Die Ergebnisse sind der erste Schritt, um mit anderen Akteuren entlang der Lieferkette – also mit unseren Handelspartnern in den Austausch zu gehen. Gemeinsam schauen wir, wie eine Preiskalkulation aussehen kann, damit ein existenzsichernder Mindestlohn für alle Fairhandels-Organisationen entlang der Lieferkette erfüllt ist. Dafür ist wichtig, dass die Materialkosten gedeckt sind und der Preis des Produkts vom Markt auch akzeptiert wird. Im Dialog können wir zu verschiedenen Ergebnissen kommen. Fall Nr. 1: Wir sehen, dass alle Akteure mit den Produkten, die ver- oder gekauft werden, auf einen existenzsichernden Lohn kommen. Dann sehen wir den Living Wage für alle als bestätigt an. Fall Nr. 2: Wir sehen, dass die Produzent*innen noch keinen Preis für ihr Produkt erhalten, der ihnen einen lokalen Living Wage ermöglicht. Dann sind alle Akteure entlang der Lieferkette gefragt. Alle prüfen: Wo können Kosten eingespart werden? Kann der Preis des Produkts angehoben werden, sodass ein existenzsichernder Lohn für alle erreicht wird?
Wo stehen wir aktuell?
Bereits 2019 haben wir einen Living Wage für die Mitarbeiter*innen von El Puente berechnet. Doch die Corona-Pandemie hat das Projekt ausgebremst. Denn für den Dialog zu einem derart sensiblen Thema ist der direkte Austausch fast unabdingbar. Reisetätigkeiten werden jetzt langsam wieder aufgenommen und Prioritäten gemeinsam mit den Partnern gesetzt. Dann gilt es auch, an diesen Prozess wieder anzuknüpfen.

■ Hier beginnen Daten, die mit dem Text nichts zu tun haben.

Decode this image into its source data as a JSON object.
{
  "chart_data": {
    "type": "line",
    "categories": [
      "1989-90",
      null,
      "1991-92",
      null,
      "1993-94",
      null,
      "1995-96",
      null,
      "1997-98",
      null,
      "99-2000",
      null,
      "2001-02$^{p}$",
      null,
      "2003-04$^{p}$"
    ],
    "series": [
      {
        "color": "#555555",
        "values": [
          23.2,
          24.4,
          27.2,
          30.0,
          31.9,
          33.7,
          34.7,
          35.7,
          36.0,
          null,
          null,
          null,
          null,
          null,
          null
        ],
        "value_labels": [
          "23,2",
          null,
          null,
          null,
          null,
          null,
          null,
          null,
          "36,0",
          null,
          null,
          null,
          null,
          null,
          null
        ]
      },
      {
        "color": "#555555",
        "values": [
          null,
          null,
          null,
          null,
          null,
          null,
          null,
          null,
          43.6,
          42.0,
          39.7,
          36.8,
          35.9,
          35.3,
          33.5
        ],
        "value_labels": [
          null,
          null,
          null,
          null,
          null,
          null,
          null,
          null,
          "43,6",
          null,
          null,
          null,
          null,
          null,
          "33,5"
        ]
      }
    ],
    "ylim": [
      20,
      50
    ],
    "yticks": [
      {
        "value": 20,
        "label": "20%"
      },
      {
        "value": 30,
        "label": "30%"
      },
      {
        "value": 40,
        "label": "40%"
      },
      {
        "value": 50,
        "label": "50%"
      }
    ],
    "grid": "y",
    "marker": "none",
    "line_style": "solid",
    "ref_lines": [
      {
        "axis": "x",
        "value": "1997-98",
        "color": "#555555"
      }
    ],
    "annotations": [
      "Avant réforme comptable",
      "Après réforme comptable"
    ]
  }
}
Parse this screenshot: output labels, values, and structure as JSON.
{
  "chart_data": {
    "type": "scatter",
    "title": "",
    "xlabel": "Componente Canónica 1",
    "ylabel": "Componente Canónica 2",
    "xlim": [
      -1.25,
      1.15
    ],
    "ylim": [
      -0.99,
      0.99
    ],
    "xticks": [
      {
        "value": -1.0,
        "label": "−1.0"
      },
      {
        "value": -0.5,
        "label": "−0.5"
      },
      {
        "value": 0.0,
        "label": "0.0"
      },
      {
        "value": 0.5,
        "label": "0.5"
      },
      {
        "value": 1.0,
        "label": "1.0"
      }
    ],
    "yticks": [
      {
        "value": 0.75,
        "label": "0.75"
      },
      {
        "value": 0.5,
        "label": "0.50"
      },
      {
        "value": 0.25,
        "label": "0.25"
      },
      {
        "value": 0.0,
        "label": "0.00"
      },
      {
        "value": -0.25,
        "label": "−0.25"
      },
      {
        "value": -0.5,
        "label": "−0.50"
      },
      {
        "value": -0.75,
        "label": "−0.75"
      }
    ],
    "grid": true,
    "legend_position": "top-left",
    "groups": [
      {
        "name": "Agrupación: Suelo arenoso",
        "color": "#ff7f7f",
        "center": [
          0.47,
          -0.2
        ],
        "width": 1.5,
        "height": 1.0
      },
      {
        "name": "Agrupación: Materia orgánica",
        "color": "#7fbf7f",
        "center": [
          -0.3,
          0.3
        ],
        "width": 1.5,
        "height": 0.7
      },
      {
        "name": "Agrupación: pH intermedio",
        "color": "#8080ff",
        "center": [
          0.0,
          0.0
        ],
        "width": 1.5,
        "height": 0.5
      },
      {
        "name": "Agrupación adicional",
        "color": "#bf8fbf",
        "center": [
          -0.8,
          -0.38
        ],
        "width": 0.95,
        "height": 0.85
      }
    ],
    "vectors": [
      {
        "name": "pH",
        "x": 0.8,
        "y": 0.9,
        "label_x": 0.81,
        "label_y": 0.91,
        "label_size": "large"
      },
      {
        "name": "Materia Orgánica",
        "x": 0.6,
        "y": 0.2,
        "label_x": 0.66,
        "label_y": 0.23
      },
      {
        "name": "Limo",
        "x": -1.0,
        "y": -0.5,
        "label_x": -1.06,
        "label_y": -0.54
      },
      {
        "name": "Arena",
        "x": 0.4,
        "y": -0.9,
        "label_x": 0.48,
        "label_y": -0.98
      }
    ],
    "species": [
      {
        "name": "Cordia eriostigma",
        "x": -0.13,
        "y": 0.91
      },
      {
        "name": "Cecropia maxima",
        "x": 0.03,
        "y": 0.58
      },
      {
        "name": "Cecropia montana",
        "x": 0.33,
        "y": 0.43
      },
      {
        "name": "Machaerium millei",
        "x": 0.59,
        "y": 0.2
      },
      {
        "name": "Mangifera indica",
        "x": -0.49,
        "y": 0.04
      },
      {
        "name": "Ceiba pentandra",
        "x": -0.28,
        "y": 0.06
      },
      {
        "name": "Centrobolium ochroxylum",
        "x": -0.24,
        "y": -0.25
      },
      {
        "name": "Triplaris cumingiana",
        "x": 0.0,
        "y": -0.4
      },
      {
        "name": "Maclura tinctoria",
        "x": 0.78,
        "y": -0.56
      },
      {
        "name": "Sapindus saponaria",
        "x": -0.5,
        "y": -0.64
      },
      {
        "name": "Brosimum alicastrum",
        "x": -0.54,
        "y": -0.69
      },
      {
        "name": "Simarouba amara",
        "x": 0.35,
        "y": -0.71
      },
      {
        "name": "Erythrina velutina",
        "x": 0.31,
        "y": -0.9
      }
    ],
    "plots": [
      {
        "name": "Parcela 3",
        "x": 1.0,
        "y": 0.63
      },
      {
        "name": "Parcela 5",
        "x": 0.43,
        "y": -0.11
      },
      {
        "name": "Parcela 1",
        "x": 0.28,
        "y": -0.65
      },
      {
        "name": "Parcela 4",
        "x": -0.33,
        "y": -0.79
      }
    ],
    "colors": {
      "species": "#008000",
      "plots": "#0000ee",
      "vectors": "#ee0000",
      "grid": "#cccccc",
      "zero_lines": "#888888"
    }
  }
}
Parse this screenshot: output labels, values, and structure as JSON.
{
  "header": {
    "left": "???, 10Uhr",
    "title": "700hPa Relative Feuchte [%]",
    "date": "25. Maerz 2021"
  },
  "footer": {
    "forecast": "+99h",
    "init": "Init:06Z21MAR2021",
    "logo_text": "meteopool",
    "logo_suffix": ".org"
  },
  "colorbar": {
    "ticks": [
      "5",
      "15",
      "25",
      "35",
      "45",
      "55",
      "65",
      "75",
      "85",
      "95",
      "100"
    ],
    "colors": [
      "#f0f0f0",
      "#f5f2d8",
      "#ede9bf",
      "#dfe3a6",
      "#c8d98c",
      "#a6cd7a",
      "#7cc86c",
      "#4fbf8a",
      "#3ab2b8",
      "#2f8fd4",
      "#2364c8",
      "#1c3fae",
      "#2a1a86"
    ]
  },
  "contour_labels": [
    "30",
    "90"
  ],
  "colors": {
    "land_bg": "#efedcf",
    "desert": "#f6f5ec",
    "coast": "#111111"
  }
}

Neue Herausforderung: Living Income
Jetzt fragen sich bestimmt einige von Euch: Was ist denn mit den landwirtschaftlichen Produkten? Hier erhalten die Produzent*innen doch gar keinen klassischen Lohn? Auch diese Diskussion ist bereits seit einer Weile im Gange. Die Herausforderungen sind ähnlich, aber in die Berechnung müssen mehr Faktoren einbezogen werden: Wie setzt sich das Haushaltseinkommen zusammen? Wird Gemüse für den Eigenbedarf angebaut? Oder auf dem lokalen Markt verkauft? Trägt ein im Ausland lebendes Familienmitglied zum Einkommen bei? Und was verdienen die Bäuer*innen mit dem Verkauf der Produkte in den Fairen Handel? Neben den Berechnungen zum Living Wage wird dies eine weitere Herausforderung. Eine Arbeitsgruppe der WFTO arbeitet derzeit zu diesem Thema.
Mehr Transparenz und intensive Dialoge
Große Chancen, die in den Berechnungen liegen: Es kann noch transparenter nachvollzogen werden, auf welcher Basis Preise entstehen. Die Ergebnisse bieten eine neue Grundlage für intensive und spannende Dialoge mit unseren Partnern. Letztendlich wirft uns dieses Thema wieder auf die Frage zurück: Welche Kosten stecken hinter einem Produkt, wenn es nicht auf Kosten anderer produziert wird? In den Handelspartnerschaften von El Puente werden seit jeher die Perspektiven der Partner und gängige Mindestpreise und Prämien berücksichtigt. Eine weitaus größere Herausforderung ist die Frage nach Living Wage und Living Income für den konventionellen Handel, wo die Preise für Produkte manchmal nicht einmal die Produktionskosten decken.